[extropy-chat] glat test

Adrian Tymes wingcat at pacbell.net
Sat Oct 30 19:37:58 UTC 2004


--- Simon Dawson <extropians at perception.co.nz> wrote:
> you know, the thought occurs to me. Often these
> kinds of tests are the "aha" kind.
> 
> ie, there's a trick.

True.  Those tests in practice check more for
foreknowledge of the trick than anything else, despite
what is claimed about them.  (In fact, it'd usually be
a fairer test to make sure everyone knows, or has had
ample opportunity and notice to learn, about the trick
then apply it.  This version often finds good use in
school, although some students fail to understand why
the particular information being communicated to them
is of use - or, sometimes, even that information of
potential value is being communicated to them in the
first place.  But I digress...)

> in this problem, resistance across a knight's move,
> perhaps the clue is really "the grid of resistors"
> 
> a grid implies square pattern, right?
> 
> which means you'd have to go UP two resistors, and
> ACROSS one, to get the knight's move.
> 
> this would mean the sum of 3 resistances.

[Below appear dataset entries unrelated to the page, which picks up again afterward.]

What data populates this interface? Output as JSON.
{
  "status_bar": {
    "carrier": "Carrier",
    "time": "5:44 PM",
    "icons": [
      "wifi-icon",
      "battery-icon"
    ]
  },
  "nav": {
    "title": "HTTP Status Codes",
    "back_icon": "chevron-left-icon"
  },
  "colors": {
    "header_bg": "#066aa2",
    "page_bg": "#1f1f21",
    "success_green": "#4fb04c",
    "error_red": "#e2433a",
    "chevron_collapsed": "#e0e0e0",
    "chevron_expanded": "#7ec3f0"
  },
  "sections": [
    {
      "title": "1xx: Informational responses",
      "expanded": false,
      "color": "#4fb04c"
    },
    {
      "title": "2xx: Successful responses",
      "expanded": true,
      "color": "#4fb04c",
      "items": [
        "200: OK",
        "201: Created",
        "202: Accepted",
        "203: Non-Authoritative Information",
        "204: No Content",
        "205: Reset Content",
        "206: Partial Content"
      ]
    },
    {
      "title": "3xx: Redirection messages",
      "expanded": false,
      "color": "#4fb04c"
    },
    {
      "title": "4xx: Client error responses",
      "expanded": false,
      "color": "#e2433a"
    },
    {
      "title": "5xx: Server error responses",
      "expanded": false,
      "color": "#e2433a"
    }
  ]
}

Electricity doesn't quite work like that.  If there
are two paths along a circuit, electricity will flow
along both paths, not exclusively the one with the
least resistance (barring superconductors with
exactly zero resistance).  If all of it went along one
path, it'd encounter a higher total resistance than if
a little bit of it went along a nominally higher
resistance path.

It may help to think of it like cars moving from point
A to point B along a freeway system.  Put in a wide
freeway directly linking those two, designed to handle
lots of traffic, and many people will use it...and
cause traffic jams.  A few commuters will take side
streets that, while narrower and not as direct, still
get them to their destination faster than if they'd
taken the freeway (and added to that mess, slowing
everyone on the freeway down).

For example, in the infinite grid, connecting two
nodes diagonally adjacent: the most direct paths (one
up then one across, or one across then one up) both
have a resistance of two.  But the total effective
resistance, after calculating in all paths, is
(according to another post) the square root of two.